In a memo to the school board, Superintendent Kadri clarified that “In Neshaminy, we had 92 performance targets measured by NCLB. We missed only 9 of them. That is a very strong showing. Of the 9, all 9 of them involved small sub-groups of students. Seven of the nine were related to reading. Unfortunately, because there was at least one of the seven in each of the three grade level categories, (high school, middle school, elementary), the entire district was determined to be failing. This could happen even if all of our scores went up and even if we did better than other school districts that were not identified as failing.“

Mr. Kadri also highlighted some very impressive achievements not addressed by the Courier article including:
· At the high school we increased in reading by 13% in math by 12%. In addition to having substantial growth our overall levels are very strong especially when compared to our peers.
· At the middle school level, our scores are either leading or competitive with the majority of districts in Bucks County. In some places we have advanced proficiency levels near or over 70%. In other words, students are not just passing the exams; they are registering at the highest levels of proficiency.
· The elementary schools continue to be strong and competitive and easily met overall indicators for AYP.

Kadri’s words are powerful proof of what was accomplished this past year in Neshaminy. Having said that, we must continue addressing the special ed subgroup situation. Whether or not we believe proficiency is even achievable for these students, the fact is NCLB is the law of the land and we are obligated to comply. Love it or hate it, AYP is part of our lives.
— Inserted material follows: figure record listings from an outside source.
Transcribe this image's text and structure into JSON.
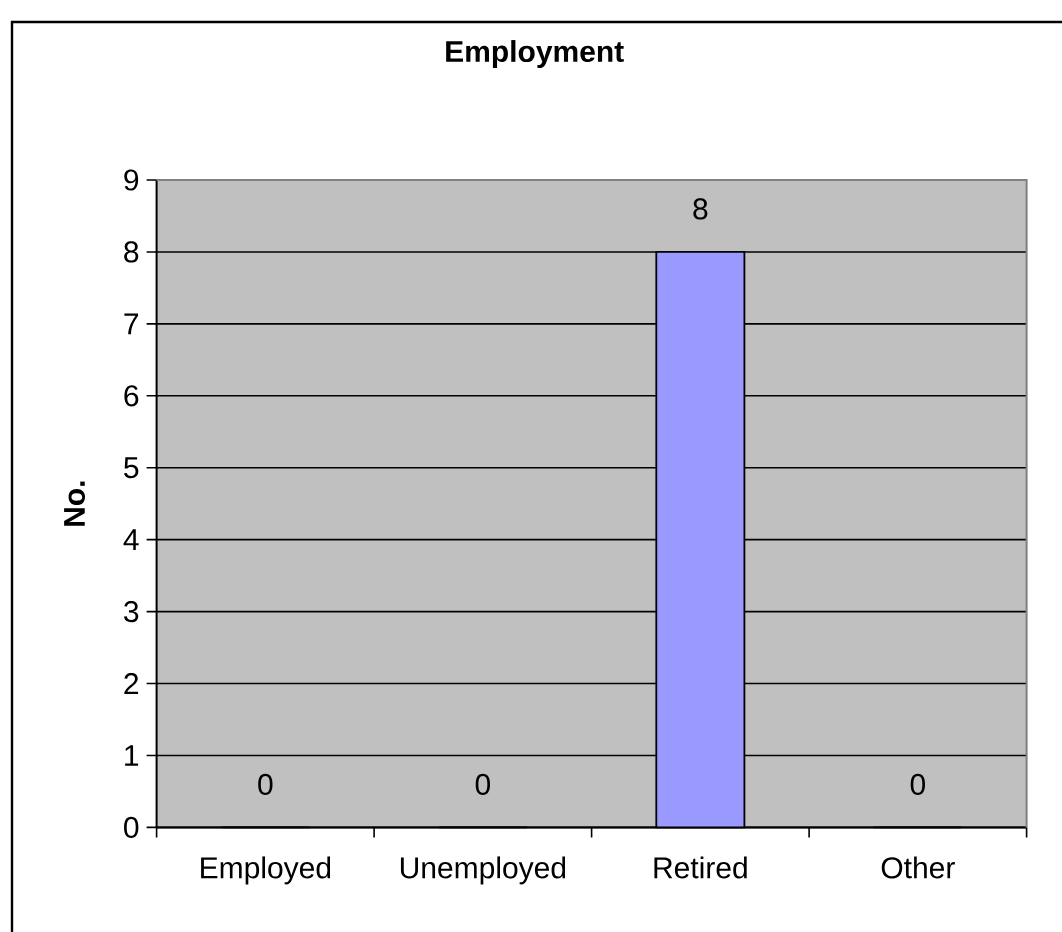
{
  "chart_data": {
    "type": "bar",
    "title": "Employment",
    "ylabel": "No.",
    "categories": [
      "Employed",
      "Unemployed",
      "Retired",
      "Other"
    ],
    "values": [
      0,
      0,
      8,
      0
    ],
    "color": "#9999ff",
    "ylim": [
      0,
      9
    ],
    "yticks": [
      0,
      1,
      2,
      3,
      4,
      5,
      6,
      7,
      8,
      9
    ],
    "grid": "y",
    "data_labels": true
  }
}
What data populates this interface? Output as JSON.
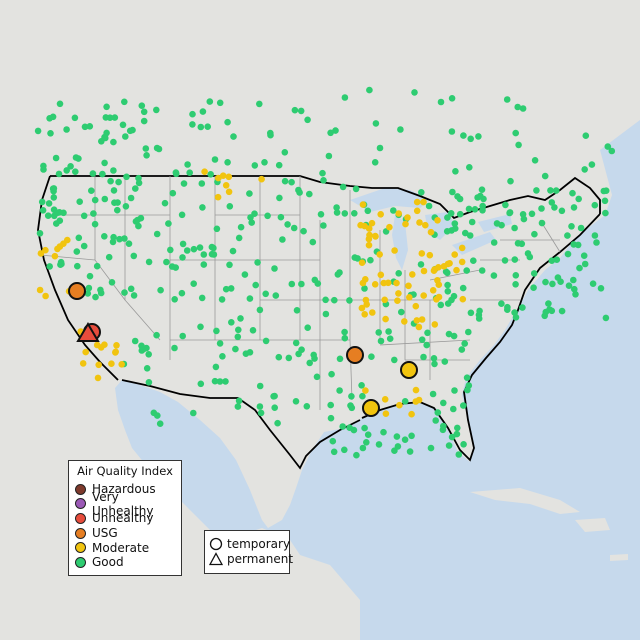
{
  "map": {
    "legend": {
      "title": "Air Quality Index",
      "categories": [
        {
          "label": "Hazardous",
          "color": "#7e3a2c"
        },
        {
          "label": "Very Unhealthy",
          "color": "#9b59b6"
        },
        {
          "label": "Unhealthy",
          "color": "#e74c3c"
        },
        {
          "label": "USG",
          "color": "#e67e22"
        },
        {
          "label": "Moderate",
          "color": "#f1c40f"
        },
        {
          "label": "Good",
          "color": "#2ecc71"
        }
      ]
    },
    "monitor_type_legend": {
      "temporary": "temporary",
      "permanent": "permanent"
    },
    "colors": {
      "water": "#c6d9ec",
      "land": "#e3e3e0",
      "border": "#000000",
      "state_lines": "#9a9a9a"
    }
  }
}
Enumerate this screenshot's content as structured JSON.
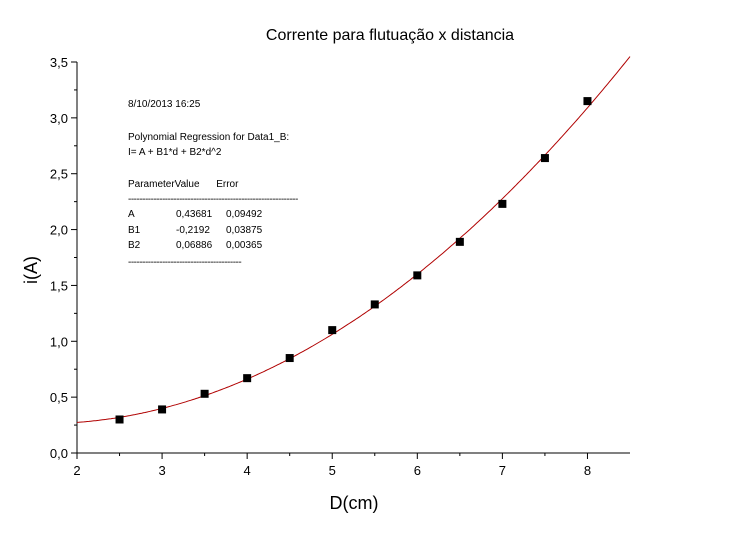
{
  "chart_data": {
    "type": "scatter",
    "title": "Corrente para flutuação x distancia",
    "xlabel": "D(cm)",
    "ylabel": "i(A)",
    "xlim": [
      2,
      8.5
    ],
    "ylim": [
      0.0,
      3.5
    ],
    "x_ticks": [
      2,
      3,
      4,
      5,
      6,
      7,
      8
    ],
    "y_ticks": [
      "0,0",
      "0,5",
      "1,0",
      "1,5",
      "2,0",
      "2,5",
      "3,0",
      "3,5"
    ],
    "series": [
      {
        "type": "scatter",
        "marker": "square",
        "color": "#000000",
        "x": [
          2.5,
          3.0,
          3.5,
          4.0,
          4.5,
          5.0,
          5.5,
          6.0,
          6.5,
          7.0,
          7.5,
          8.0
        ],
        "y": [
          0.3,
          0.39,
          0.53,
          0.67,
          0.85,
          1.1,
          1.33,
          1.59,
          1.89,
          2.23,
          2.64,
          3.15
        ]
      },
      {
        "type": "line",
        "color": "#b00000",
        "fit": "polynomial",
        "coefficients": [
          0.43681,
          -0.2192,
          0.06886
        ]
      }
    ],
    "annotation": {
      "date": "8/10/2013 16:25",
      "line1": "Polynomial Regression for Data1_B:",
      "line2": "I= A + B1*d + B2*d^2",
      "header": "ParameterValue      Error",
      "rule1": "------------------------------------------------------------",
      "rows": [
        [
          "A",
          "0,43681",
          "0,09492"
        ],
        [
          "B1",
          "-0,2192",
          "0,03875"
        ],
        [
          "B2",
          "0,06886",
          "0,00365"
        ]
      ],
      "rule2": "----------------------------------------"
    },
    "grid": false
  }
}
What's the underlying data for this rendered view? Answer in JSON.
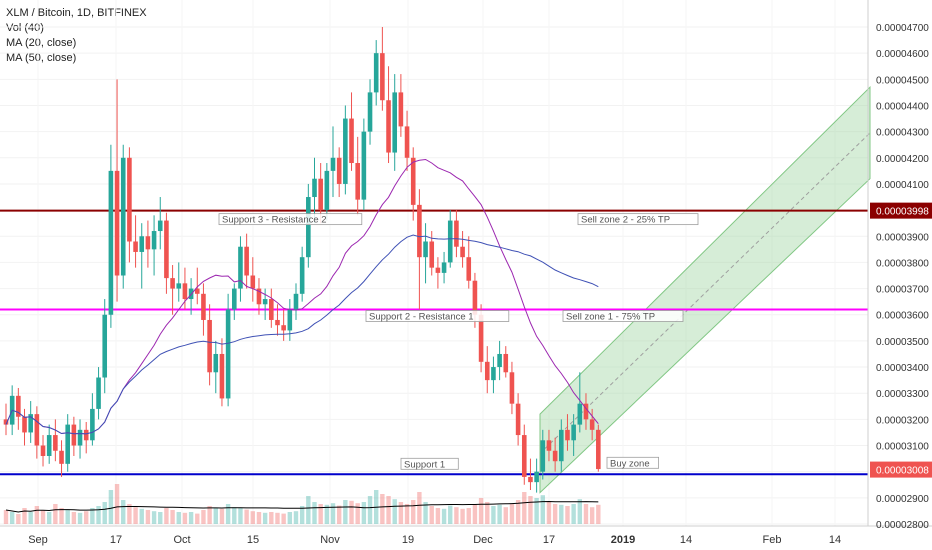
{
  "legend": {
    "symbol": "XLM / Bitcoin, 1D, BITFINEX",
    "vol": "Vol (40)",
    "ma20": "MA (20, close)",
    "ma50": "MA (50, close)"
  },
  "colors": {
    "up": "#26a69a",
    "down": "#ef5350",
    "ma20": "#9c27b0",
    "ma50": "#3f51b5",
    "resistance2": "#8b0000",
    "resistance1": "#ff00ff",
    "support1": "#0000cc",
    "channel": "#a5d6a7",
    "volume_ma": "#000000"
  },
  "chart_data": {
    "type": "candlestick",
    "y_axis": {
      "ticks": [
        "0.00004700",
        "0.00004600",
        "0.00004500",
        "0.00004400",
        "0.00004300",
        "0.00004200",
        "0.00004100",
        "0.00004000",
        "0.00003900",
        "0.00003800",
        "0.00003700",
        "0.00003600",
        "0.00003500",
        "0.00003400",
        "0.00003300",
        "0.00003200",
        "0.00003100",
        "0.00003000",
        "0.00002900",
        "0.00002800"
      ],
      "range": [
        2.79e-05,
        4.77e-05
      ],
      "price_labels": [
        {
          "value": 3.998e-05,
          "text": "0.00003998",
          "color": "#8b0000"
        },
        {
          "value": 3.008e-05,
          "text": "0.00003008",
          "color": "#ef5350"
        }
      ]
    },
    "x_axis": {
      "ticks": [
        "Sep",
        "17",
        "Oct",
        "15",
        "Nov",
        "19",
        "Dec",
        "17",
        "2019",
        "14",
        "Feb",
        "14"
      ]
    },
    "horizontal_lines": [
      {
        "name": "Support 3 - Resistance 2",
        "value": 3.998e-05,
        "color": "#8b0000"
      },
      {
        "name": "Support 2 - Resistance 1",
        "value": 3.62e-05,
        "color": "#ff00ff"
      },
      {
        "name": "Support 1",
        "value": 2.99e-05,
        "color": "#0000cc"
      }
    ],
    "annotations": [
      {
        "text": "Support 3 - Resistance 2"
      },
      {
        "text": "Sell zone 2 - 25% TP"
      },
      {
        "text": "Support 2 - Resistance 1"
      },
      {
        "text": "Sell zone 1 - 75% TP"
      },
      {
        "text": "Support 1"
      },
      {
        "text": "Buy zone"
      }
    ],
    "candles": [
      [
        3.2,
        3.26,
        3.14,
        3.18
      ],
      [
        3.18,
        3.33,
        3.14,
        3.29
      ],
      [
        3.29,
        3.32,
        3.16,
        3.21
      ],
      [
        3.21,
        3.24,
        3.1,
        3.15
      ],
      [
        3.15,
        3.27,
        3.11,
        3.22
      ],
      [
        3.22,
        3.25,
        3.05,
        3.1
      ],
      [
        3.1,
        3.14,
        3.02,
        3.06
      ],
      [
        3.06,
        3.18,
        3.03,
        3.14
      ],
      [
        3.14,
        3.2,
        3.04,
        3.08
      ],
      [
        3.08,
        3.12,
        2.98,
        3.03
      ],
      [
        3.03,
        3.22,
        3.0,
        3.18
      ],
      [
        3.18,
        3.21,
        3.06,
        3.1
      ],
      [
        3.1,
        3.2,
        3.05,
        3.16
      ],
      [
        3.16,
        3.19,
        3.07,
        3.12
      ],
      [
        3.12,
        3.3,
        3.1,
        3.24
      ],
      [
        3.24,
        3.4,
        3.2,
        3.36
      ],
      [
        3.36,
        3.66,
        3.3,
        3.6
      ],
      [
        3.6,
        4.25,
        3.55,
        4.15
      ],
      [
        4.15,
        4.5,
        3.65,
        3.75
      ],
      [
        3.75,
        4.25,
        3.7,
        4.2
      ],
      [
        4.2,
        4.24,
        3.8,
        3.88
      ],
      [
        3.88,
        3.98,
        3.78,
        3.84
      ],
      [
        3.84,
        3.95,
        3.7,
        3.9
      ],
      [
        3.9,
        3.96,
        3.78,
        3.85
      ],
      [
        3.85,
        3.98,
        3.75,
        3.92
      ],
      [
        3.92,
        4.05,
        3.85,
        3.96
      ],
      [
        3.96,
        3.99,
        3.68,
        3.74
      ],
      [
        3.74,
        3.79,
        3.6,
        3.7
      ],
      [
        3.7,
        3.8,
        3.65,
        3.72
      ],
      [
        3.72,
        3.78,
        3.62,
        3.66
      ],
      [
        3.66,
        3.74,
        3.6,
        3.7
      ],
      [
        3.7,
        3.78,
        3.64,
        3.68
      ],
      [
        3.68,
        3.72,
        3.52,
        3.58
      ],
      [
        3.58,
        3.64,
        3.33,
        3.38
      ],
      [
        3.38,
        3.5,
        3.3,
        3.45
      ],
      [
        3.45,
        3.51,
        3.25,
        3.28
      ],
      [
        3.28,
        3.68,
        3.25,
        3.62
      ],
      [
        3.62,
        3.72,
        3.58,
        3.7
      ],
      [
        3.7,
        3.9,
        3.65,
        3.86
      ],
      [
        3.86,
        3.91,
        3.7,
        3.75
      ],
      [
        3.75,
        3.82,
        3.65,
        3.7
      ],
      [
        3.7,
        3.74,
        3.6,
        3.64
      ],
      [
        3.64,
        3.7,
        3.58,
        3.66
      ],
      [
        3.66,
        3.7,
        3.55,
        3.58
      ],
      [
        3.58,
        3.64,
        3.52,
        3.56
      ],
      [
        3.56,
        3.62,
        3.5,
        3.54
      ],
      [
        3.54,
        3.66,
        3.5,
        3.62
      ],
      [
        3.62,
        3.72,
        3.58,
        3.68
      ],
      [
        3.68,
        3.86,
        3.65,
        3.82
      ],
      [
        3.82,
        4.1,
        3.78,
        4.05
      ],
      [
        4.05,
        4.2,
        3.95,
        4.12
      ],
      [
        4.12,
        4.18,
        3.95,
        4.0
      ],
      [
        4.0,
        4.18,
        3.96,
        4.15
      ],
      [
        4.15,
        4.32,
        4.05,
        4.2
      ],
      [
        4.2,
        4.24,
        4.05,
        4.1
      ],
      [
        4.1,
        4.4,
        4.06,
        4.35
      ],
      [
        4.35,
        4.45,
        4.15,
        4.18
      ],
      [
        4.18,
        4.28,
        3.98,
        4.04
      ],
      [
        4.04,
        4.35,
        4.0,
        4.3
      ],
      [
        4.3,
        4.5,
        4.25,
        4.45
      ],
      [
        4.45,
        4.65,
        4.4,
        4.6
      ],
      [
        4.6,
        4.7,
        4.38,
        4.42
      ],
      [
        4.42,
        4.55,
        4.18,
        4.22
      ],
      [
        4.22,
        4.52,
        4.15,
        4.45
      ],
      [
        4.45,
        4.52,
        4.28,
        4.32
      ],
      [
        4.32,
        4.38,
        4.15,
        4.2
      ],
      [
        4.2,
        4.24,
        3.96,
        4.02
      ],
      [
        4.02,
        4.08,
        3.62,
        3.82
      ],
      [
        3.82,
        3.95,
        3.72,
        3.88
      ],
      [
        3.88,
        3.92,
        3.75,
        3.78
      ],
      [
        3.78,
        3.82,
        3.7,
        3.76
      ],
      [
        3.76,
        3.84,
        3.72,
        3.8
      ],
      [
        3.8,
        4.0,
        3.78,
        3.96
      ],
      [
        3.96,
        4.0,
        3.82,
        3.86
      ],
      [
        3.86,
        3.92,
        3.78,
        3.82
      ],
      [
        3.82,
        3.9,
        3.7,
        3.73
      ],
      [
        3.73,
        3.76,
        3.55,
        3.6
      ],
      [
        3.6,
        3.64,
        3.38,
        3.42
      ],
      [
        3.42,
        3.48,
        3.3,
        3.35
      ],
      [
        3.35,
        3.44,
        3.3,
        3.4
      ],
      [
        3.4,
        3.5,
        3.35,
        3.45
      ],
      [
        3.45,
        3.48,
        3.36,
        3.38
      ],
      [
        3.38,
        3.42,
        3.22,
        3.26
      ],
      [
        3.26,
        3.3,
        3.1,
        3.14
      ],
      [
        3.14,
        3.18,
        2.95,
        2.98
      ],
      [
        2.98,
        3.05,
        2.93,
        2.96
      ],
      [
        2.96,
        3.05,
        2.92,
        3.0
      ],
      [
        3.0,
        3.16,
        2.97,
        3.12
      ],
      [
        3.12,
        3.16,
        3.04,
        3.08
      ],
      [
        3.08,
        3.13,
        3.0,
        3.04
      ],
      [
        3.04,
        3.2,
        3.0,
        3.16
      ],
      [
        3.16,
        3.22,
        3.08,
        3.12
      ],
      [
        3.12,
        3.22,
        3.06,
        3.18
      ],
      [
        3.18,
        3.38,
        3.15,
        3.26
      ],
      [
        3.26,
        3.3,
        3.16,
        3.2
      ],
      [
        3.2,
        3.24,
        3.12,
        3.16
      ],
      [
        3.16,
        3.18,
        3.0,
        3.01
      ]
    ],
    "volume": [
      0.35,
      0.3,
      0.25,
      0.4,
      0.3,
      0.45,
      0.35,
      0.3,
      0.5,
      0.4,
      0.35,
      0.3,
      0.28,
      0.32,
      0.4,
      0.45,
      0.55,
      0.85,
      1.0,
      0.6,
      0.5,
      0.42,
      0.38,
      0.35,
      0.32,
      0.3,
      0.4,
      0.35,
      0.3,
      0.28,
      0.3,
      0.26,
      0.35,
      0.45,
      0.4,
      0.38,
      0.5,
      0.42,
      0.4,
      0.36,
      0.32,
      0.3,
      0.28,
      0.3,
      0.28,
      0.26,
      0.3,
      0.32,
      0.45,
      0.7,
      0.55,
      0.5,
      0.48,
      0.52,
      0.46,
      0.6,
      0.58,
      0.52,
      0.55,
      0.7,
      0.85,
      0.75,
      0.7,
      0.62,
      0.55,
      0.5,
      0.6,
      0.8,
      0.55,
      0.45,
      0.4,
      0.38,
      0.46,
      0.42,
      0.38,
      0.4,
      0.5,
      0.65,
      0.55,
      0.45,
      0.48,
      0.42,
      0.5,
      0.6,
      0.8,
      0.7,
      0.65,
      0.72,
      0.55,
      0.5,
      0.48,
      0.45,
      0.5,
      0.62,
      0.5,
      0.42,
      0.48
    ]
  }
}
My problem with all this is the manner in which the Courier Times reported the scores. AYP is a very challenging concept, and the Courier reporter and editor should have considered the confusion such an article would cause without the supporting data. The headline “Neshaminy flunks scholastic goals” was misleading and sensationalistic. Yes it’s true we didn’t achieve AYP, but achieving 90% success in the 92 performance targets is far from flunking. It’s something to be proud of. But after reading last Friday’s article and the subsequent editorials, nobody in Neshaminy is cheering.

In Sunday’s editorial, the Courier embarrassed our superintendent by printing a quote without any clear context of the dialogue. They even admit they didn’t understand Kadri’s statement – so why would they even print it if they didn’t comprehend his point? Obviously they couldn’t fairly represent his perspective, but that didn’t prevent them from using it against him. That was a cheap shot not worthy of the Fourth Estate.

Then in today’s editorial the Courier continued its assault on Neshaminy by criticizing us for not tracking PSSA proficiency of graduates, and accuses us of having a “head-in-the-sand strategy.” I admit to finding the Courier’s stand almost humorous because PSSA proficiency of graduates is a completely useless statistic. While it may be true that good PSSA scores are a reflection of a successful school district, there is no correlation between PSSA scores and academic success. If you believe otherwise then ask yourself this question – if PSSA’s went away, would that result in less students graduating?

Through all these articles and editorials, the Courier does raise some good points about test scores, teacher accountability and empty diplomas – these are all worthy topics. But the Courier went overboard trying to link them into their cause du jour – teacher contracts. As a result of that, lost in all the words was the fact that Neshaminy’s overall scores improved and are worthy of praise.

I consider myself of fan of the Courier Times and read it daily. Unfortunately when articles lack proper balance and editorials do more to insult than inspire, they serve very little purpose. In my mind, the only one who flunked last week was the Courier Times.